Blottner finite difference analysis for non-Darcy flow of variable viscosity power-law nanofluids over a truncated cone with Arrhenius activation energy

Examining the behaviors of power-law nanofluid flow and the rate of heat transfer over different surfaces has received great attention due to its numerous industrial applications, such as polymer solutions, molten plastics, pulps, and foods. Also, the investigators focused on the case of constant viscosity, while in several practical situations, the dynamic viscosity of the power-law suspension is variable. So this study aims to examine non-similar solutions for the coupled flow of power-law non-Newtonian nanofluids over a truncated cone.
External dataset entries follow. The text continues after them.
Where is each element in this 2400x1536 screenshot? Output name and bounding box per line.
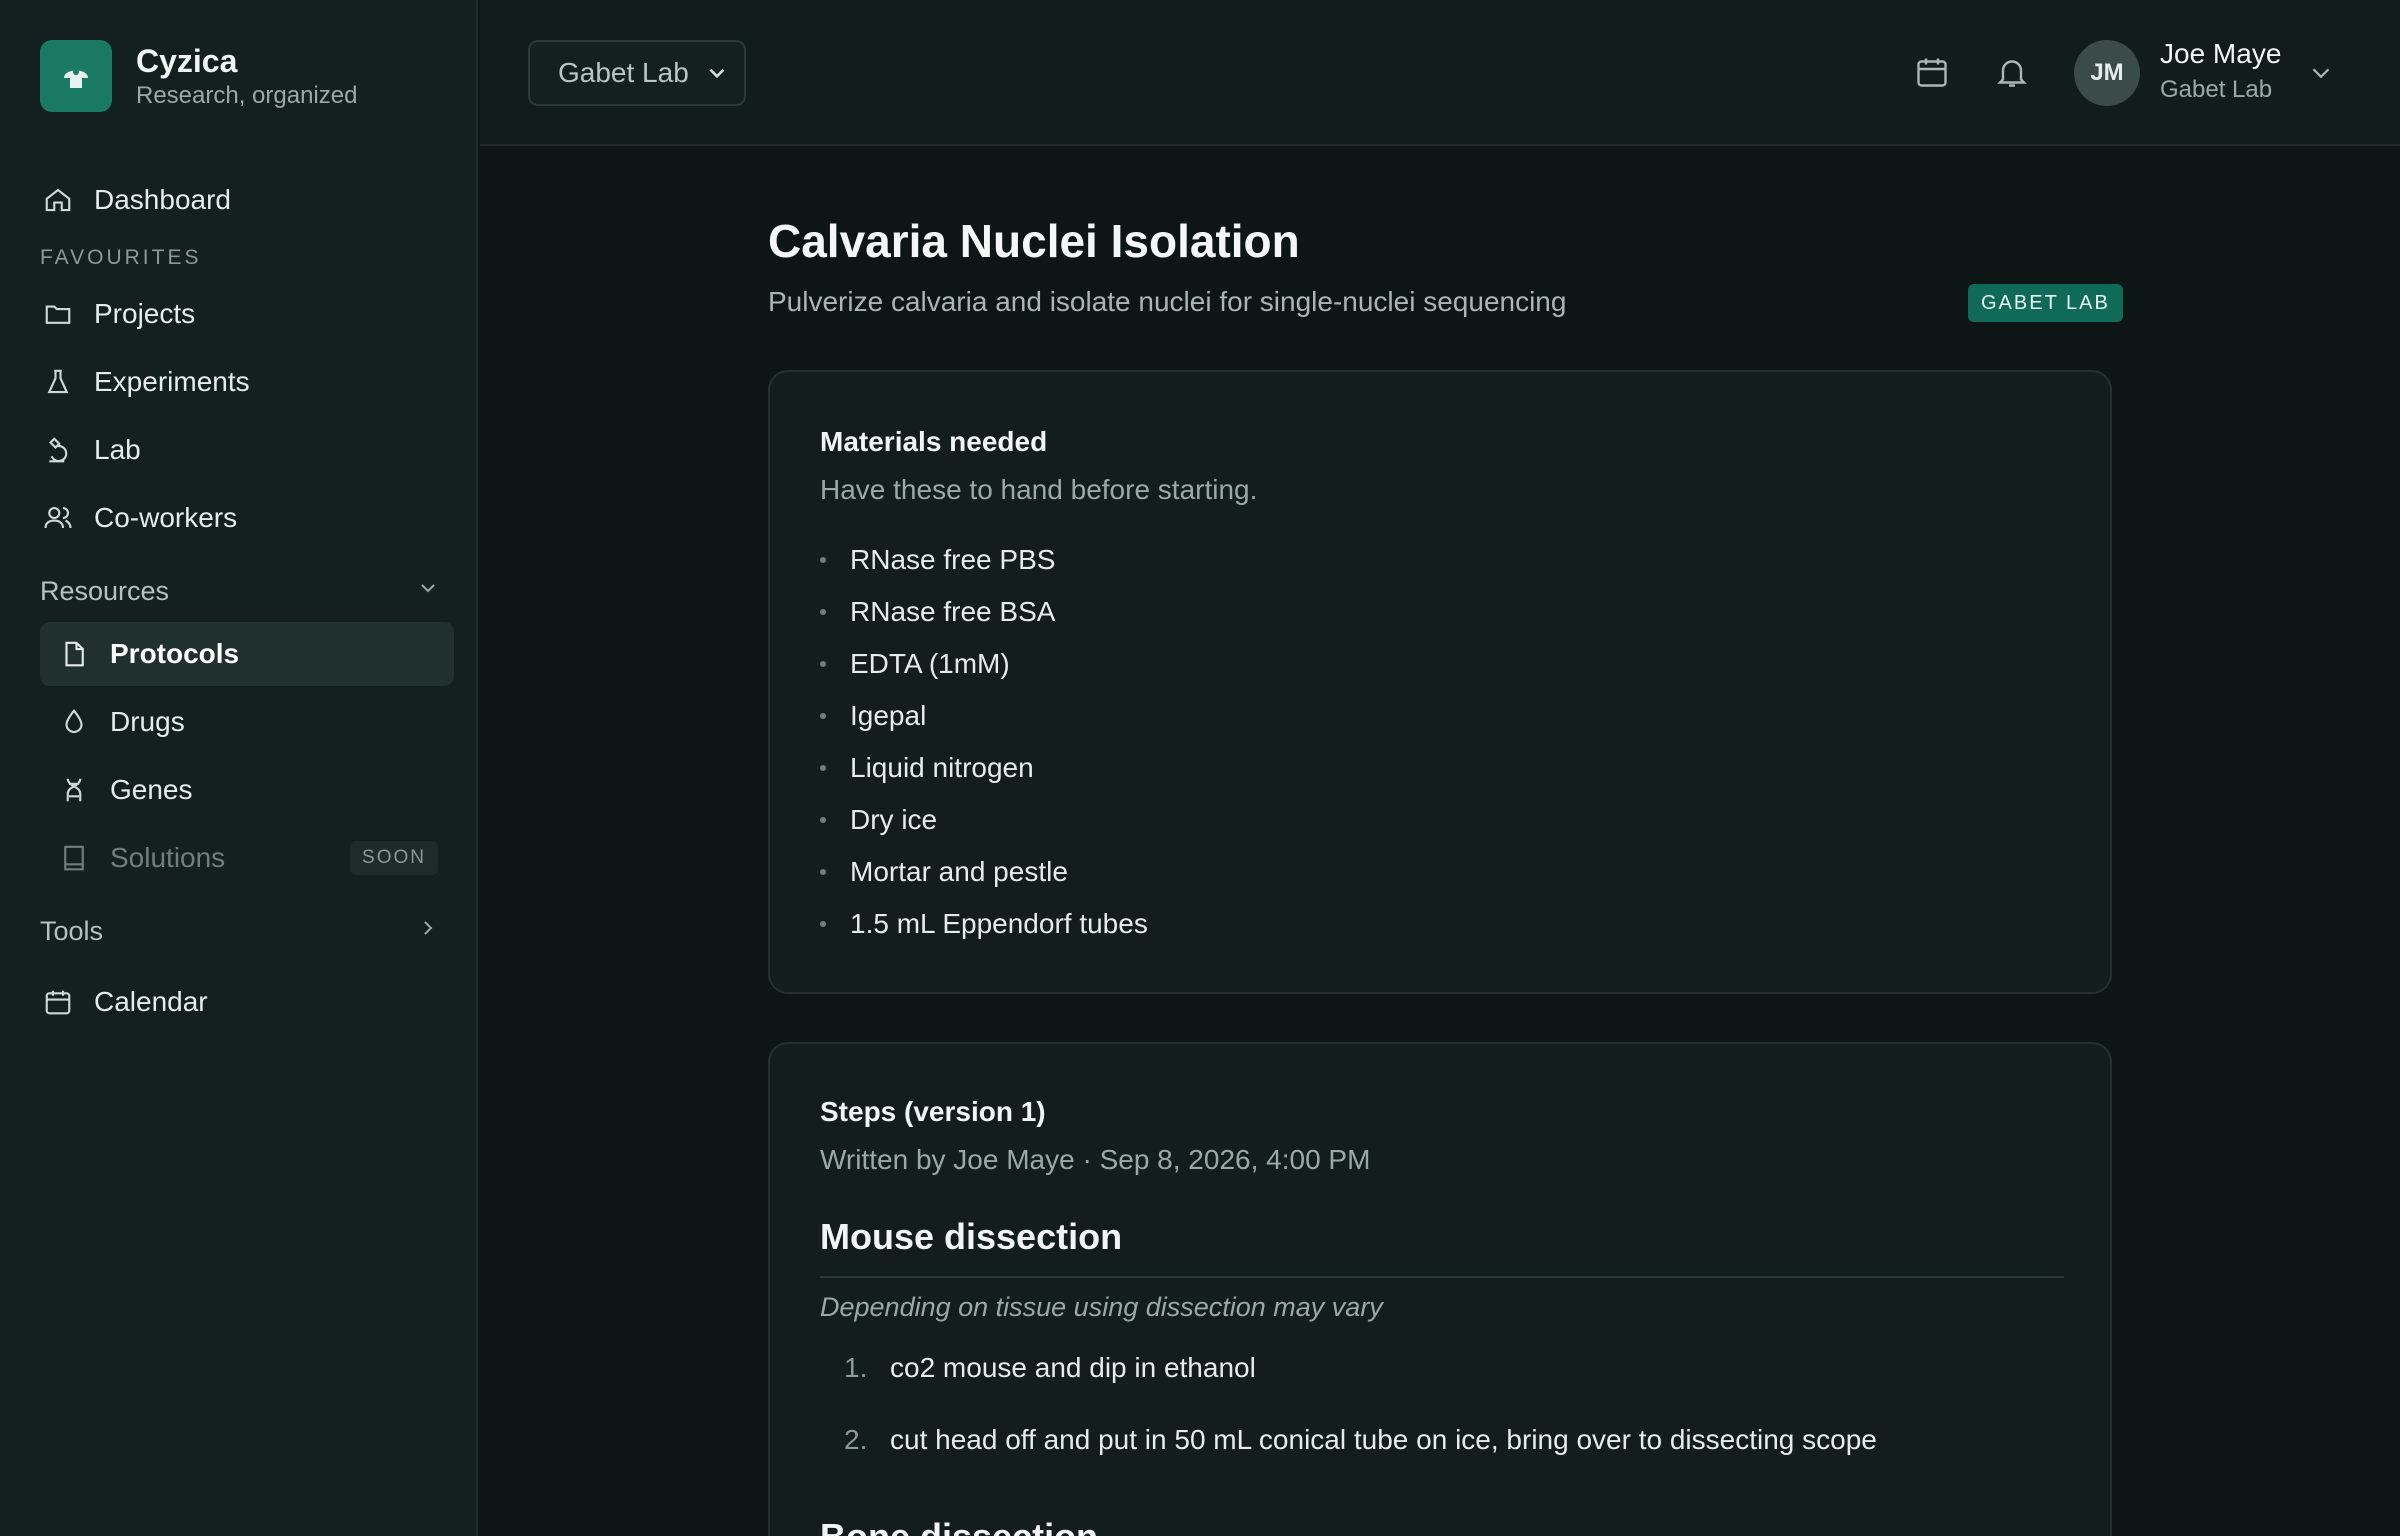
chevron-down-icon <box>704 60 730 93</box>
sidebar-item-label: Solutions <box>110 842 226 873</box>
sidebar-item-dashboard[interactable]: Dashboard <box>40 168 454 232</box>
chevron-down-icon[interactable] <box>2306 58 2336 93</box>
sidebar-item-solutions: Solutions SOON <box>40 826 454 890</box>
sidebar-item-lab[interactable]: Lab <box>40 418 454 482</box>
sidebar-item-label: Dashboard <box>94 184 231 215</box>
materials-card: Materials needed Have these to hand befo… <box>768 370 2112 994</box>
section-heading: Bone dissection <box>820 1516 1098 1536</box>
sidebar-item-label: Projects <box>94 298 196 329</box>
avatar[interactable]: JM <box>2074 40 2140 106</box>
chevron-right-icon <box>416 916 440 947</box>
sidebar-item-experiments[interactable]: Experiments <box>40 350 454 414</box>
chevron-down-icon <box>416 576 440 607</box>
sidebar-item-drugs[interactable]: Drugs <box>40 690 454 754</box>
sidebar-item-protocols[interactable]: Protocols <box>40 622 454 686</box>
sidebar-item-label: Experiments <box>94 366 250 397</box>
section-heading: Mouse dissection <box>820 1216 1123 1257</box>
step-item: 1. co2 mouse and dip in ethanol <box>844 1352 1256 1383</box>
sidebar: Cyzica Research, organized Dashboard FAV… <box>0 0 478 1536</box>
sidebar-item-label: Lab <box>94 434 141 465</box>
steps-meta: Written by Joe Maye · Sep 8, 2026, 4:00 … <box>820 1144 1371 1175</box>
materials-subtitle: Have these to hand before starting. <box>820 474 1258 505</box>
brand[interactable]: Cyzica Research, organized <box>40 40 357 112</box>
lab-select-value: Gabet Lab <box>558 57 689 88</box>
sidebar-item-label: Co-workers <box>94 502 238 533</box>
user-name[interactable]: Joe Maye <box>2160 38 2281 70</box>
page-title: Calvaria Nuclei Isolation <box>768 215 1300 267</box>
sidebar-item-label: Protocols <box>110 638 240 669</box>
flask-icon <box>40 364 76 400</box>
steps-card: Steps (version 1) Written by Joe Maye · … <box>768 1042 2112 1536</box>
topbar: Gabet Lab JM Joe Maye Gabet Lab <box>480 0 2400 146</box>
brand-tagline: Research, organized <box>136 82 358 109</box>
folder-icon <box>40 296 76 332</box>
list-item: Dry ice <box>820 804 937 836</box>
droplet-icon <box>56 704 92 740</box>
resources-label: Resources <box>40 575 170 606</box>
page-subtitle: Pulverize calvaria and isolate nuclei fo… <box>768 286 1567 317</box>
sidebar-item-label: Calendar <box>94 986 208 1017</box>
microscope-icon <box>40 432 76 468</box>
section-divider <box>820 1276 2064 1278</box>
users-icon <box>40 500 76 536</box>
book-icon <box>56 840 92 876</box>
steps-title: Steps (version 1) <box>820 1096 1046 1127</box>
calendar-icon <box>40 984 76 1020</box>
tools-label: Tools <box>40 915 104 946</box>
dna-icon <box>56 772 92 808</box>
bell-icon[interactable] <box>1992 52 2032 92</box>
list-item: EDTA (1mM) <box>820 648 1010 680</box>
home-icon <box>40 182 76 218</box>
soon-badge: SOON <box>350 841 438 875</box>
materials-title: Materials needed <box>820 426 1048 457</box>
sidebar-item-co-workers[interactable]: Co-workers <box>40 486 454 550</box>
list-item: RNase free BSA <box>820 596 1055 628</box>
favourites-label: FAVOURITES <box>40 246 202 269</box>
user-lab: Gabet Lab <box>2160 76 2273 103</box>
sidebar-item-projects[interactable]: Projects <box>40 282 454 346</box>
brand-logo-icon <box>40 40 112 112</box>
resources-group-toggle[interactable]: Resources <box>40 566 440 616</box>
list-item: Igepal <box>820 700 926 732</box>
list-item: 1.5 mL Eppendorf tubes <box>820 908 1148 940</box>
list-item: Liquid nitrogen <box>820 752 1034 784</box>
sidebar-item-label: Genes <box>110 774 193 805</box>
lab-badge: GABET LAB <box>1968 284 2123 322</box>
brand-name: Cyzica <box>136 43 238 79</box>
section-note: Depending on tissue using dissection may… <box>820 1292 1383 1322</box>
step-item: 2. cut head off and put in 50 mL conical… <box>844 1424 1877 1455</box>
sidebar-item-label: Drugs <box>110 706 185 737</box>
sidebar-item-calendar[interactable]: Calendar <box>40 970 454 1034</box>
sidebar-item-genes[interactable]: Genes <box>40 758 454 822</box>
list-item: RNase free PBS <box>820 544 1055 576</box>
document-icon <box>56 636 92 672</box>
tools-group-toggle[interactable]: Tools <box>40 906 440 956</box>
list-item: Mortar and pestle <box>820 856 1068 888</box>
lab-select[interactable]: Gabet Lab <box>528 40 746 106</box>
calendar-icon[interactable] <box>1912 52 1952 92</box>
The dynamic viscosity is varied according to the Reynolds viscosity model, and an exponential decaying form is considered for the internal heat generation. The non-Darcy model, where the quadratic drag is significant, is applied to formulate this situation, and the medium's permeability is varied according to the modified Ostwald-de-Waele power law model. Both the Arrhenius activation energy and non-linear thermal radiation impacts are considered. The solution methodology is based on the effective finite differences method with the Blottner scheme. The significant outcomes revealed that the rise in the power-law index n accelerates the flow and boosts the heat transfer rate. The values of the local Nusselt number in the case of the Darcy flow are higher than those of the non-Darcy case. Additionally, considering the case of variable dynamic viscosity, it is recommended to enhance the heat transfer rate. Furthermore, the rate of the heat transfer is enhanced by 29.1% viscosity parameter delta is varied from 0 to 0.5.